House Speaker John Boehner, an Ohio Republican, is spearheading talks about tax reform that could affect tax incentives for retirement plan contributions.
Among these tax expenditures are exclusions for such items as mortgage interest deductions and employer contributions for health care.
The deferral of taxes on contributions to IRAs, 401(k) plans, variable annuities and other retirement savings vehicles are among the incentives that could be reduced or eliminated. Typically, contributions to these accounts grow tax free until they are withdrawn at retirement, then are taxed at what is usually a lower rate post-retirement.
Retirement-tied tax incentives will cost the government about $142 billion in forgone tax revenue this year and about $788 billion over the next five years. The value of the incentives is challenged by critics who claim 80% of the benefits are claimed by the top 20% of income earners.
Testifying before the U.S. Senate Budget Committee on March 9, Robert Greenstein, president of nonpartisan research organization the
Center on Budget and Policy Priorities, spoke against the current system of tax expenditures and described the intended incentive for retirement savings as regressive.
"The costs of tax expenditures are large," he said. "In 2010 ... tax expenditures -- both individual and corporate -- amounted to $1.05 trillion.
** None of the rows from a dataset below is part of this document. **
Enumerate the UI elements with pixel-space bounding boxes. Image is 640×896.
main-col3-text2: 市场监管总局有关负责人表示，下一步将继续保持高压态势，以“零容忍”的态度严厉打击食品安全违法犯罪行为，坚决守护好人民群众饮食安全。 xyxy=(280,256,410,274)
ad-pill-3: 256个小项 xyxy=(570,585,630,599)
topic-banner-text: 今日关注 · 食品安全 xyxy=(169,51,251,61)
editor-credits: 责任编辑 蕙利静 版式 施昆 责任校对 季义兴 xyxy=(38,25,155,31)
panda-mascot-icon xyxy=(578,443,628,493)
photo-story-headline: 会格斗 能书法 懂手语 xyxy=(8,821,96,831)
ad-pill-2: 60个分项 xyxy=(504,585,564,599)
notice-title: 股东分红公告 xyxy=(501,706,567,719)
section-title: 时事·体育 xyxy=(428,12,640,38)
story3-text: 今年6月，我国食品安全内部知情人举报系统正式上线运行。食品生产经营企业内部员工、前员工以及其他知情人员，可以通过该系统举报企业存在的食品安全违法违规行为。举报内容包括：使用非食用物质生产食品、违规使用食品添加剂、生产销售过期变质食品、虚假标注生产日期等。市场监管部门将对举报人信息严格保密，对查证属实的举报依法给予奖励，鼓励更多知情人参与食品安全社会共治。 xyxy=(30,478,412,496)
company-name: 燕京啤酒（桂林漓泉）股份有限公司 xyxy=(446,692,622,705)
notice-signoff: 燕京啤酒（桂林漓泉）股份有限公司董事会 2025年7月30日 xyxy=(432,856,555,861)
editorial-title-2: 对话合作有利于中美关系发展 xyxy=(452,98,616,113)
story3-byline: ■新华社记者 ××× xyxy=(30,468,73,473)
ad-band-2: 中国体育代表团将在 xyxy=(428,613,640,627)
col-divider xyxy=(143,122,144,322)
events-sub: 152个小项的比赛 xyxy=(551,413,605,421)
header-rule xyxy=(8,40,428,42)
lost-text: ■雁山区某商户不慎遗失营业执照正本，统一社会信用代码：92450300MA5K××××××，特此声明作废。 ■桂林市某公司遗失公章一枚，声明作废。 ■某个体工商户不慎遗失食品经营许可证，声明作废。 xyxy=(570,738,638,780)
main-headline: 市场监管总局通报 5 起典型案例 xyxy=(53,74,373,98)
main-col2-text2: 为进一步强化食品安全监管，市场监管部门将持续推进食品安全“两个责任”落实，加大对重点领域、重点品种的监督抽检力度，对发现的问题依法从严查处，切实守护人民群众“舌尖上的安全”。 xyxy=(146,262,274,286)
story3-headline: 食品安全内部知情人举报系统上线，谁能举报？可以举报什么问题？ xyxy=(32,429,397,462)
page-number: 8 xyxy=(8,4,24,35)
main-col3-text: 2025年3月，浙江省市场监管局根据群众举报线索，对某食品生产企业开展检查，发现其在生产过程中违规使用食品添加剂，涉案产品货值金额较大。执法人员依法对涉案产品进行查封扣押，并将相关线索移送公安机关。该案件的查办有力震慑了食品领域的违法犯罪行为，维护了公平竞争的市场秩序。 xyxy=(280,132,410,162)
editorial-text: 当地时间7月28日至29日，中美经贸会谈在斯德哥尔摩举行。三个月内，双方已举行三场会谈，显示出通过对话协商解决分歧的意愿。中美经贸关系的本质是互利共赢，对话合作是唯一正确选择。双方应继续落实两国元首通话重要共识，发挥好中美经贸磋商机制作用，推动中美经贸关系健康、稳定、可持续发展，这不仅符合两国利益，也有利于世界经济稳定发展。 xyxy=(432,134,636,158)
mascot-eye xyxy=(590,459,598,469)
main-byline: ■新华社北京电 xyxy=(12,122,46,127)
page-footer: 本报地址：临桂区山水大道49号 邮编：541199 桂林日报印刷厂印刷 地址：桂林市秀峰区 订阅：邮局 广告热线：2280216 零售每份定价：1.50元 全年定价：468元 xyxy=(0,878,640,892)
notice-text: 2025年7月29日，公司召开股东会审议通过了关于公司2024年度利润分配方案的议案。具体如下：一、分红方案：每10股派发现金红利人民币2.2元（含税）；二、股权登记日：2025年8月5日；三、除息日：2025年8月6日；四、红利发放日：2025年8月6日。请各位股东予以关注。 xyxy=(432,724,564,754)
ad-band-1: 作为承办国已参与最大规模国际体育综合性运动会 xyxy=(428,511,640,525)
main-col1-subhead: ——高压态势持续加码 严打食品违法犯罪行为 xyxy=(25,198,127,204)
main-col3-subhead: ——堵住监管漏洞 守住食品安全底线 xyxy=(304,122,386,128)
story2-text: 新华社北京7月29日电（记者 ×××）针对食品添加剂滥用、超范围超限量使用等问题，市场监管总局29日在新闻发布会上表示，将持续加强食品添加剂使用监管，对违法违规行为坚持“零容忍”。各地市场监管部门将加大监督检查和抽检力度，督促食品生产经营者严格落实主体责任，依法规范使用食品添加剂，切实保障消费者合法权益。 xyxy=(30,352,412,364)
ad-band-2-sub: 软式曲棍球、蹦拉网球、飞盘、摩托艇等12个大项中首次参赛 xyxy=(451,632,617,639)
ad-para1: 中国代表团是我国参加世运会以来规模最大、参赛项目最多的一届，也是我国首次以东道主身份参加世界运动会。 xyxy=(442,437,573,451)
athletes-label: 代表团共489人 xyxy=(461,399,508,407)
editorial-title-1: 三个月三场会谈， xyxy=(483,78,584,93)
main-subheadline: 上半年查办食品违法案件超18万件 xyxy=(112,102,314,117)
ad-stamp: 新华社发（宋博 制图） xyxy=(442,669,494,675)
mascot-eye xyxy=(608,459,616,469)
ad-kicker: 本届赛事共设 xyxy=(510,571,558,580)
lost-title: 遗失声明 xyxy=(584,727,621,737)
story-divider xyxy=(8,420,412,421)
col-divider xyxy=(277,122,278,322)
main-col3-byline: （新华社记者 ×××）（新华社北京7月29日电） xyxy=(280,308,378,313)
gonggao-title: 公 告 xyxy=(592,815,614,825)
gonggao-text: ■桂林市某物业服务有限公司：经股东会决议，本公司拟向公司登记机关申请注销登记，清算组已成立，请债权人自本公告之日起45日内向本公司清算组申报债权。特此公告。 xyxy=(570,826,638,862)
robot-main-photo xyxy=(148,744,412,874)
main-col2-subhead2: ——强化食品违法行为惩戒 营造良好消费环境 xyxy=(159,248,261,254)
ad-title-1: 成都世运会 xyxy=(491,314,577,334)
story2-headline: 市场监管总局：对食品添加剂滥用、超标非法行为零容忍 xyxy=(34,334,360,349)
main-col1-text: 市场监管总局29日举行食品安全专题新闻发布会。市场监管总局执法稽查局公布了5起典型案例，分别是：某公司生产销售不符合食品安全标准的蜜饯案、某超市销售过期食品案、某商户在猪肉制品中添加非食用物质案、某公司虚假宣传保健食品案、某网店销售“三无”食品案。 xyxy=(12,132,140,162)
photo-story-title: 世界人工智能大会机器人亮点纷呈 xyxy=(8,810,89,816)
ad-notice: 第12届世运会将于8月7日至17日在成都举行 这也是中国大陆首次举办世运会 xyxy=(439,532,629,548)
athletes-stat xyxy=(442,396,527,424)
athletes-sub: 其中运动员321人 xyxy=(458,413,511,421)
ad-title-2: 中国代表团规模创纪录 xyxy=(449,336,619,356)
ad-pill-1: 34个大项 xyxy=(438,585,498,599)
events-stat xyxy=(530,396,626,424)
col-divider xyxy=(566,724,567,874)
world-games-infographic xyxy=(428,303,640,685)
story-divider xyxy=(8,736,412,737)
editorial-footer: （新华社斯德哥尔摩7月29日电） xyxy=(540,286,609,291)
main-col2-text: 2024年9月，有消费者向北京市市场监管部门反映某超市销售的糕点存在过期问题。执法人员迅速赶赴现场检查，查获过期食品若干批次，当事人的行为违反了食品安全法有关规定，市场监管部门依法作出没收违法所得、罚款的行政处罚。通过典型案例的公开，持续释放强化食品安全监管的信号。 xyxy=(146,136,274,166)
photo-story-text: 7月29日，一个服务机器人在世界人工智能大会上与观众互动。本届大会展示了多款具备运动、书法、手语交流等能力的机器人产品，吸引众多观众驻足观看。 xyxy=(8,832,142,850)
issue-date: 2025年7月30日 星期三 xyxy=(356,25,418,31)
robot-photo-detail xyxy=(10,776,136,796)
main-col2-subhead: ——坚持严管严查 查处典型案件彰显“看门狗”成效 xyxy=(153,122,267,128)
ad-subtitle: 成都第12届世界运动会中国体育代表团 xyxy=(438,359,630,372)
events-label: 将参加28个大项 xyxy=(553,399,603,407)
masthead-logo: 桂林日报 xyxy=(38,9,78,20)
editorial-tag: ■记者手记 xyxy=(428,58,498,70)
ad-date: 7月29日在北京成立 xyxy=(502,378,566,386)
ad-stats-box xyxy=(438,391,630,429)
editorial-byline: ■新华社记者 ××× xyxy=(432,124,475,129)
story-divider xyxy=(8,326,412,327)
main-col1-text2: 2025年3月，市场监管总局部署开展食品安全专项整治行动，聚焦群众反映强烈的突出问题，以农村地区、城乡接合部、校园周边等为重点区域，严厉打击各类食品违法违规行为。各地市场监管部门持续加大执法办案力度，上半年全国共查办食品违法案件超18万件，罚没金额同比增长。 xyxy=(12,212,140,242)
This greatly exceeded the cost of Medicare and Medicaid combined ($719 billion), Social Security ($701 billion), and non-security discretionary programs, which stood at $589 billion, a little over half of the cost of tax expenditures."
"As is the case with the mortgage interest deduction, high-income individuals receive the largest immediate benefit of the exclusion, even though they are the people most likely to save anyway in the absence of a government tax subsidy," he said.